Pour qui sonne le glas?
Des nations, des peuples et des dirigeants qui ne partagent pas les mêmes valeurs peuvent-ils vivre et évoluer dans une même organisation ? La question, de plus en plus, se pose au sein de la Cédéao, désertée par certains de ses membres…
Pendant trois mois, peu ou prou, la Cédéao a menacé d’intervenir au Niger. Mais, elle a fini par accepter, dimanche 10 décembre, le fait accompli. Les chefs d’État reconnaissent la réalité du nouveau pouvoir. Ils seraient prêts, à certaines conditions, à réexaminer les sanctions imposées aux putschistes. D’où vient alors l’impression que les dirigeants ouest-africains ont perdu la partie, face aux militaires de Niamey ?
Cette impression découle du fait qu’ils ont, effectivement, perdu la partie. Et, comme pour sauver un peu la face, tout en abandonnant leur intransigeance, ils en sont, presque, à quémander quelques concessions de la part des dirigeants actuels du Niger. De fait, ils ne sont plus maîtres du jeu, s’ils l’ont jamais été. En échange d’une levée des sanctions et de la reconnaissance du coup d’État, ils ne demandent plus que la libération du président Mohamed Bazoum, et une transition pas trop longue.
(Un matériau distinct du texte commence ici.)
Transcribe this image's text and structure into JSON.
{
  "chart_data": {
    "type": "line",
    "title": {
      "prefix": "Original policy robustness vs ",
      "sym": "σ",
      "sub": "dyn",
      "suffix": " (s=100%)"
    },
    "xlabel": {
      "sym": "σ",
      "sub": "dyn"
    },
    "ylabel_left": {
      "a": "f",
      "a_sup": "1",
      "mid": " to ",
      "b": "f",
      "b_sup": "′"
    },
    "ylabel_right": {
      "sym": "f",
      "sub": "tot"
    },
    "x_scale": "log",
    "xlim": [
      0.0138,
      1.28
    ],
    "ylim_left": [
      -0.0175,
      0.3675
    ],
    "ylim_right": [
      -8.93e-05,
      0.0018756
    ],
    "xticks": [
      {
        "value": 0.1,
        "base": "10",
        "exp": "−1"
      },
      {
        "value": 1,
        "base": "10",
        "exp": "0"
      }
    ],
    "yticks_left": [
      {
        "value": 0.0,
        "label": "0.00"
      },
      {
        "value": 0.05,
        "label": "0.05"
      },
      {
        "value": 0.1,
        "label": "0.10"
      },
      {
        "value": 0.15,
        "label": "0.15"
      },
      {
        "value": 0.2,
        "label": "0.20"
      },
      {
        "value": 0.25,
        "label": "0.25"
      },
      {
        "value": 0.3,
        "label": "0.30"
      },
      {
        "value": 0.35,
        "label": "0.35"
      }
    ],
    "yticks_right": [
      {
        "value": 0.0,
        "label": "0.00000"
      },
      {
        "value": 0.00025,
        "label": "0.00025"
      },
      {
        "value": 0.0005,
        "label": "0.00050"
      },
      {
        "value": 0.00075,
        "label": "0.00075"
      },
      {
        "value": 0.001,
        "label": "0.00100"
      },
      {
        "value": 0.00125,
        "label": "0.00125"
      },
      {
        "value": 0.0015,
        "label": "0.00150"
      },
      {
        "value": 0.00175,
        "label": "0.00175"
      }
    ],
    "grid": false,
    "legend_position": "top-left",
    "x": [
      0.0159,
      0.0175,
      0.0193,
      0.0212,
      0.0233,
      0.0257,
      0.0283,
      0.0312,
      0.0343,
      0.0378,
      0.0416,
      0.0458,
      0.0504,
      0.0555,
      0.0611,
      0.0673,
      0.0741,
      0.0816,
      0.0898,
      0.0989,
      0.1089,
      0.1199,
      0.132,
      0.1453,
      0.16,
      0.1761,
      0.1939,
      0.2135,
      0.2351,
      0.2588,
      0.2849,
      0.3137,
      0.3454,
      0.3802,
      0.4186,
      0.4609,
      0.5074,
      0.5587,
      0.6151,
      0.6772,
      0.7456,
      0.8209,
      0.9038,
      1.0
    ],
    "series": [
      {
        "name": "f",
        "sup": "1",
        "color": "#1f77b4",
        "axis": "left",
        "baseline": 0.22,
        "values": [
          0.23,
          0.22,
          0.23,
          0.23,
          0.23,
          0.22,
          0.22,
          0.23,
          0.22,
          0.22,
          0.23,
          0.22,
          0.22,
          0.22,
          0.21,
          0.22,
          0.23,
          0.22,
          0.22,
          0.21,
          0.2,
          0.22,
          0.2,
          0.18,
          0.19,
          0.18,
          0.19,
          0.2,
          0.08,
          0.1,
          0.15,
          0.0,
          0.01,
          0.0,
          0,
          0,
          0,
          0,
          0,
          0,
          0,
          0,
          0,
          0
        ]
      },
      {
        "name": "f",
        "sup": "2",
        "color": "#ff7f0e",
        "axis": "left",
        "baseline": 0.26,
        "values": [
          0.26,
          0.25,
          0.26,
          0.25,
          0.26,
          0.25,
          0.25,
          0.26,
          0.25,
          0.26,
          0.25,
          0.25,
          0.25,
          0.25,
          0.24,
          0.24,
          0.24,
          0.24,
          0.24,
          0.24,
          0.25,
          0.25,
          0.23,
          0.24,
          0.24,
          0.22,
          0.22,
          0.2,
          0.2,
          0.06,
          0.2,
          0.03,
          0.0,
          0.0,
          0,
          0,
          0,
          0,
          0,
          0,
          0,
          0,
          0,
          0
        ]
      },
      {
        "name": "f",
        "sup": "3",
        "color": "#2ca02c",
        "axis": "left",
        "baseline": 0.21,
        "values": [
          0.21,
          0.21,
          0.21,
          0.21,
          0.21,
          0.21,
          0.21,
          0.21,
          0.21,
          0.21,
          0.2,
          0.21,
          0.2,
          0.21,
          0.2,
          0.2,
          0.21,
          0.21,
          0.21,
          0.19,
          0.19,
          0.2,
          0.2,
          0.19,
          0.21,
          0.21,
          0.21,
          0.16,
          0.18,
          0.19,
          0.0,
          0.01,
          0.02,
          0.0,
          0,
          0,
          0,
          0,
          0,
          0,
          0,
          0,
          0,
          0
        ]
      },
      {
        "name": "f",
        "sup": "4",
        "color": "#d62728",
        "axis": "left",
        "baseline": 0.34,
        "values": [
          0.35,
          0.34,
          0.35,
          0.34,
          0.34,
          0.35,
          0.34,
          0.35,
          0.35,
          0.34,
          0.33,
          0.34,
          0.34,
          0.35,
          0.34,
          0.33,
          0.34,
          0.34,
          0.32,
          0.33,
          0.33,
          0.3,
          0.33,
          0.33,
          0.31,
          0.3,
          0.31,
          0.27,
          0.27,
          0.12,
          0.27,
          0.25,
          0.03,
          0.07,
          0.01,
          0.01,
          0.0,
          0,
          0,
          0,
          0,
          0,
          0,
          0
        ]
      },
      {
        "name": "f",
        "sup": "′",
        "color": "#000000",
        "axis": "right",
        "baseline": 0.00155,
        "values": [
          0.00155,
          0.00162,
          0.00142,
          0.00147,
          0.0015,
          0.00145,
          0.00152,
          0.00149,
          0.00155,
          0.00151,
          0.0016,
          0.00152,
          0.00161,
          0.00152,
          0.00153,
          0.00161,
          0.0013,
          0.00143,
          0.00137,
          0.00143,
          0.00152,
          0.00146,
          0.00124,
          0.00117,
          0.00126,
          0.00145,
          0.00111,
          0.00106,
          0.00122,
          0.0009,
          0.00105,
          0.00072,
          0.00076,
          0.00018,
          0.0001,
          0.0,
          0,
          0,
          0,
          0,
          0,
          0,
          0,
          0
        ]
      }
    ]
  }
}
Nul doute que le pouvoir en place à Niamey fera mine de traîner des pieds, et de marchander quelque peu. Mais, pour ce pouvoir, cette offre équivaudrait à une petite victoire. Pour ce qui est de la brièveté de la transition, il ne coûte rien aux putschistes de l’annoncer, quitte à prendre ensuite leur temps, et y rester deux ou trois fois plus longtemps, sans que quelque organisation que ce soit ne se risque à les en déloger. Surtout pas la Cédéao, virtuellement finie, qui peine tant à faire valoir son autorité.
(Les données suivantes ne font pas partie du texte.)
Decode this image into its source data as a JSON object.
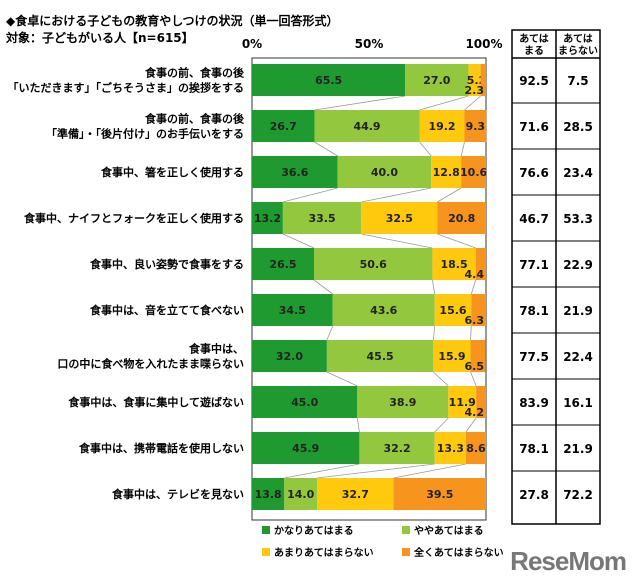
{
  "title": "◆食卓における子どもの教育やしつけの状況（単一回答形式）",
  "subtitle": "対象：子どもがいる人【n=615】",
  "brand": "ReseMom",
  "chart_data": {
    "type": "bar",
    "orientation": "horizontal-stacked-100",
    "x_ticks": [
      "0%",
      "50%",
      "100%"
    ],
    "xlim": [
      0,
      100
    ],
    "categories": [
      "食事の前、食事の後\n「いただきます」「ごちそうさま」の挨拶をする",
      "食事の前、食事の後\n「準備」・「後片付け」のお手伝いをする",
      "食事中、箸を正しく使用する",
      "食事中、ナイフとフォークを正しく使用する",
      "食事中、良い姿勢で食事をする",
      "食事中は、音を立てて食べない",
      "食事中は、\n口の中に食べ物を入れたまま喋らない",
      "食事中は、食事に集中して遊ばない",
      "食事中は、携帯電話を使用しない",
      "食事中は、テレビを見ない"
    ],
    "series": [
      {
        "name": "かなりあてはまる",
        "color": "#1f9a30",
        "values": [
          65.5,
          26.7,
          36.6,
          13.2,
          26.5,
          34.5,
          32.0,
          45.0,
          45.9,
          13.8
        ]
      },
      {
        "name": "ややあてはまる",
        "color": "#93c83e",
        "values": [
          27.0,
          44.9,
          40.0,
          33.5,
          50.6,
          43.6,
          45.5,
          38.9,
          32.2,
          14.0
        ]
      },
      {
        "name": "あまりあてはまらない",
        "color": "#ffc90e",
        "values": [
          5.2,
          19.2,
          12.8,
          32.5,
          18.5,
          15.6,
          15.9,
          11.9,
          13.3,
          32.7
        ]
      },
      {
        "name": "全くあてはまらない",
        "color": "#f7941d",
        "values": [
          2.3,
          9.3,
          10.6,
          20.8,
          4.4,
          6.3,
          6.5,
          4.2,
          8.6,
          39.5
        ]
      }
    ],
    "table": {
      "headers": [
        "あては\nまる",
        "あては\nまらない"
      ],
      "rows": [
        [
          "92.5",
          "7.5"
        ],
        [
          "71.6",
          "28.5"
        ],
        [
          "76.6",
          "23.4"
        ],
        [
          "46.7",
          "53.3"
        ],
        [
          "77.1",
          "22.9"
        ],
        [
          "78.1",
          "21.9"
        ],
        [
          "77.5",
          "22.4"
        ],
        [
          "83.9",
          "16.1"
        ],
        [
          "78.1",
          "21.9"
        ],
        [
          "27.8",
          "72.2"
        ]
      ]
    }
  }
}
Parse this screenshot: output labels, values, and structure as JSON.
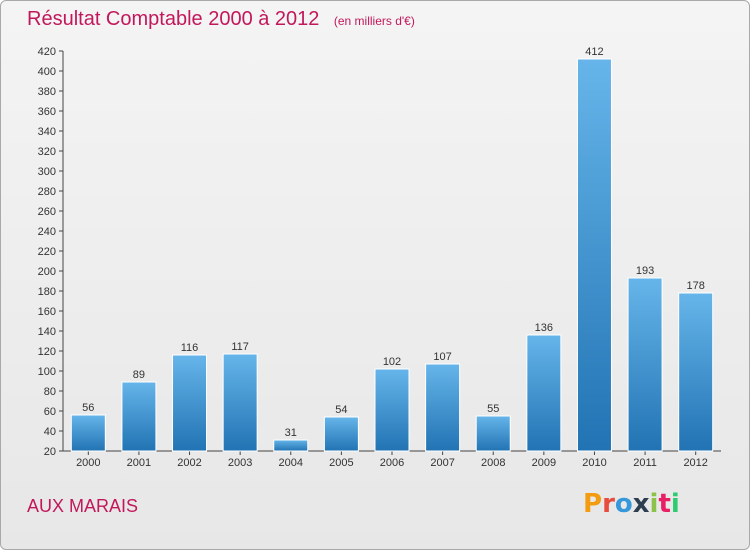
{
  "title": "Résultat Comptable 2000 à 2012",
  "subtitle": "(en milliers d'€)",
  "city": "AUX MARAIS",
  "logo": {
    "letters": [
      "P",
      "r",
      "o",
      "x",
      "i",
      "t",
      "i"
    ],
    "colors": [
      "#f39c12",
      "#e74c3c",
      "#3498db",
      "#2c3e50",
      "#8bc34a",
      "#e91e63",
      "#2ecc71"
    ]
  },
  "colors": {
    "bar_light": "#66b5ea",
    "bar_dark": "#2173b3",
    "title": "#c2185b"
  },
  "chart_data": {
    "type": "bar",
    "title": "Résultat Comptable 2000 à 2012",
    "subtitle": "(en milliers d'€)",
    "xlabel": "",
    "ylabel": "",
    "categories": [
      "2000",
      "2001",
      "2002",
      "2003",
      "2004",
      "2005",
      "2006",
      "2007",
      "2008",
      "2009",
      "2010",
      "2011",
      "2012"
    ],
    "values": [
      56,
      89,
      116,
      117,
      31,
      54,
      102,
      107,
      55,
      136,
      412,
      193,
      178
    ],
    "ylim": [
      20,
      420
    ],
    "yticks": [
      20,
      40,
      60,
      80,
      100,
      120,
      140,
      160,
      180,
      200,
      220,
      240,
      260,
      280,
      300,
      320,
      340,
      360,
      380,
      400,
      420
    ],
    "grid": false
  }
}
Finie, la Cédéao ? Risque-t-elle sérieusement de disparaître ?
Elle pourrait, puisque les signes d’une décadence inéluctable sont là, que des dirigeants peu enclins à toute remise en cause pourraient feindre d’ignorer, encore un certain temps. Mais, les États membres de la Cédéao ont perdu l’essentiel des valeurs qui faisaient leur force. Dans le brouhaha des dérives putschistes, l’on a même entendu, ici ou là, quelques-uns tirer prétexte, ces derniers temps, de ce que la Cédéao était une communauté économique, pour lui dénier toute raison de se mêler de politique et de démocratie. Comme si la viabilité de tout regroupement économique ne reposait aussi sur des valeurs, une éthique.
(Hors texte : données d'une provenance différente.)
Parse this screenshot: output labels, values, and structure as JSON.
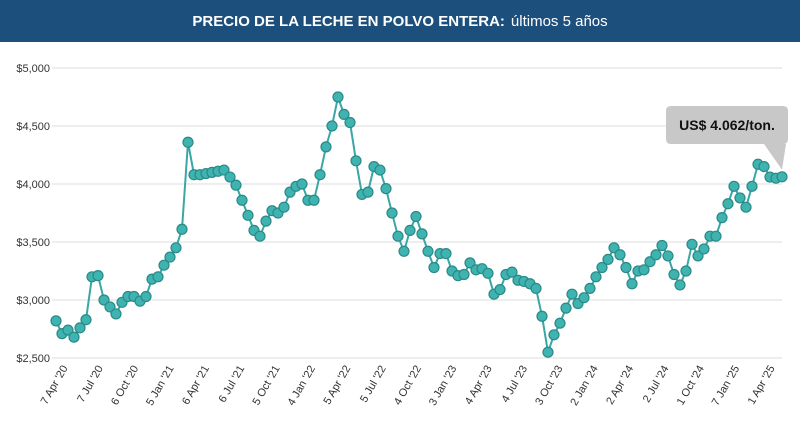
{
  "header": {
    "title_bold": "PRECIO DE LA LECHE EN POLVO ENTERA:",
    "title_normal": "últimos 5 años"
  },
  "colors": {
    "header_bg": "#1d4f7d",
    "series": "#3aa6a6",
    "marker_fill": "#3fb3b0",
    "grid": "#dddddd",
    "callout_bg": "#c8c8c8"
  },
  "chart_data": {
    "type": "line",
    "title": "PRECIO DE LA LECHE EN POLVO ENTERA: últimos 5 años",
    "xlabel": "",
    "ylabel": "",
    "ylim": [
      2500,
      5000
    ],
    "yticks": [
      2500,
      3000,
      3500,
      4000,
      4500,
      5000
    ],
    "ytick_labels": [
      "$2,500",
      "$3,000",
      "$3,500",
      "$4,000",
      "$4,500",
      "$5,000"
    ],
    "xtick_labels": [
      "7 Apr '20",
      "7 Jul '20",
      "6 Oct '20",
      "5 Jan '21",
      "6 Apr '21",
      "6 Jul '21",
      "5 Oct '21",
      "4 Jan '22",
      "5 Apr '22",
      "5 Jul '22",
      "4 Oct '22",
      "3 Jan '23",
      "4 Apr '23",
      "4 Jul '23",
      "3 Oct '23",
      "2 Jan '24",
      "2 Apr '24",
      "2 Jul '24",
      "1 Oct '24",
      "7 Jan '25",
      "1 Apr '25"
    ],
    "grid": true,
    "legend": "none",
    "series": [
      {
        "values": [
          2820,
          2710,
          2740,
          2680,
          2760,
          2830,
          3200,
          3210,
          3000,
          2940,
          2880,
          2980,
          3030,
          3030,
          2990,
          3030,
          3180,
          3200,
          3300,
          3370,
          3450,
          3610,
          4360,
          4080,
          4080,
          4090,
          4100,
          4110,
          4120,
          4060,
          3990,
          3860,
          3730,
          3600,
          3550,
          3680,
          3770,
          3750,
          3800,
          3930,
          3980,
          4000,
          3860,
          3860,
          4080,
          4320,
          4500,
          4750,
          4600,
          4530,
          4200,
          3910,
          3930,
          4150,
          4120,
          3960,
          3750,
          3550,
          3420,
          3600,
          3720,
          3570,
          3420,
          3280,
          3400,
          3400,
          3250,
          3210,
          3220,
          3320,
          3260,
          3270,
          3230,
          3050,
          3090,
          3220,
          3240,
          3170,
          3160,
          3140,
          3100,
          2860,
          2550,
          2700,
          2800,
          2930,
          3050,
          2970,
          3020,
          3100,
          3200,
          3280,
          3350,
          3450,
          3390,
          3280,
          3140,
          3250,
          3260,
          3330,
          3390,
          3470,
          3380,
          3220,
          3130,
          3250,
          3480,
          3380,
          3440,
          3550,
          3550,
          3710,
          3830,
          3980,
          3880,
          3800,
          3980,
          4170,
          4150,
          4060,
          4050,
          4062
        ]
      }
    ],
    "annotation": "US$ 4.062/ton."
  }
}
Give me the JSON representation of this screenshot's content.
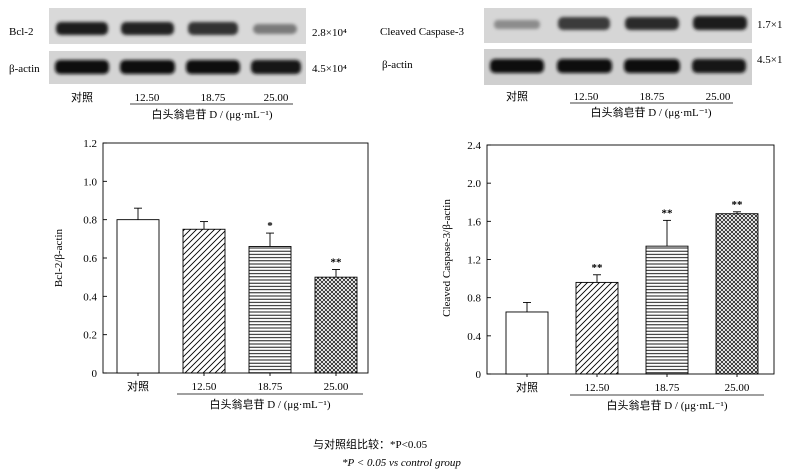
{
  "blots": [
    {
      "rows": [
        {
          "label": "Bcl-2",
          "mw": "2.8×10⁴"
        },
        {
          "label": "β-actin",
          "mw": "4.5×10⁴"
        }
      ],
      "lanes": [
        "对照",
        "12.50",
        "18.75",
        "25.00"
      ],
      "axis_label": "白头翁皂苷 D / (μg·mL⁻¹)"
    },
    {
      "rows": [
        {
          "label": "Cleaved Caspase-3",
          "mw": "1.7×1"
        },
        {
          "label": "β-actin",
          "mw": "4.5×1"
        }
      ],
      "lanes": [
        "对照",
        "12.50",
        "18.75",
        "25.00"
      ],
      "axis_label": "白头翁皂苷 D / (μg·mL⁻¹)"
    }
  ],
  "chart_data": [
    {
      "type": "bar",
      "categories": [
        "对照",
        "12.50",
        "18.75",
        "25.00"
      ],
      "values": [
        0.8,
        0.75,
        0.66,
        0.5
      ],
      "errors": [
        0.06,
        0.04,
        0.07,
        0.04
      ],
      "significance": [
        "",
        "",
        "*",
        "**"
      ],
      "patterns": [
        "none",
        "diag",
        "horiz",
        "cross"
      ],
      "ylabel": "Bcl-2/β-actin",
      "xlabel": "白头翁皂苷 D / (μg·mL⁻¹)",
      "ylim": [
        0,
        1.2
      ],
      "yticks": [
        "0",
        "0.2",
        "0.4",
        "0.6",
        "0.8",
        "1.0",
        "1.2"
      ]
    },
    {
      "type": "bar",
      "categories": [
        "对照",
        "12.50",
        "18.75",
        "25.00"
      ],
      "values": [
        0.65,
        0.96,
        1.34,
        1.68
      ],
      "errors": [
        0.1,
        0.08,
        0.27,
        0.02
      ],
      "significance": [
        "",
        "**",
        "**",
        "**"
      ],
      "patterns": [
        "none",
        "diag",
        "horiz",
        "cross"
      ],
      "ylabel": "Cleaved Caspase-3/β-actin",
      "xlabel": "白头翁皂苷 D / (μg·mL⁻¹)",
      "ylim": [
        0,
        2.4
      ],
      "yticks": [
        "0",
        "0.4",
        "0.8",
        "1.2",
        "1.6",
        "2.0",
        "2.4"
      ]
    }
  ],
  "footnote": {
    "cn": "与对照组比较：*P<0.05",
    "en": "*P < 0.05 vs control group"
  }
}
De la Communauté du charbon et de l’acier, dans les années 1950, à l’Union européenne, en passant par la Communauté économique européenne, l’Europe s’est construite par étapes successives, autour de biens alors indispensables à l’industrie automobile comme à l’armement. Mais, l’Union s’enrichissait aussi, au fil du temps, de valeurs de plus en plus élevées, tout comme certaines valeurs, depuis un demi-siècle, ont, au fur et à mesure, renforcés les intérêts économiques à la Cédéao. Il y a à peine dix ans, cette organisation était devenue une belle famille, incarnant les aspirations les plus nobles des peuples ouest-africains : État de droit, limitation des mandats, élections libres et transparentes… Ce bel édifice a subitement commencé à se fissurer, lorsque certains chefs d’État ont estimé devoir considérer ces valeurs communes comme autant d’options facultatives.
Mais, il y a eu, la semaine dernière, à Abuja, une standing ovation pour George Weah, parce qu’il avait reconnu sa défaite à la présidentielle. N’est-ce pas la preuve que ces valeurs demeurent ?
Oui. Sauf qu’il est vain d’acclamer le vaincu qui s’en va avec élégance, quand on manque de courage pour conspuer le battu qui s’incruste, envers et contre le choix des électeurs ! La fragilité de la Cédéao découle de la cohabitation, en son sein, de nations scrupuleusement respectueuses de la Constitution, avec d’autres, dans lesquelles on défigure et viole sans cesse la loi fondamentale. Elles ont peu à faire ensemble, et les reculs incessants de ces dernières années ont engendré une telle disparité entre ces peuples, que leurs dirigeants ne se valent pas, d’un État à l’autre.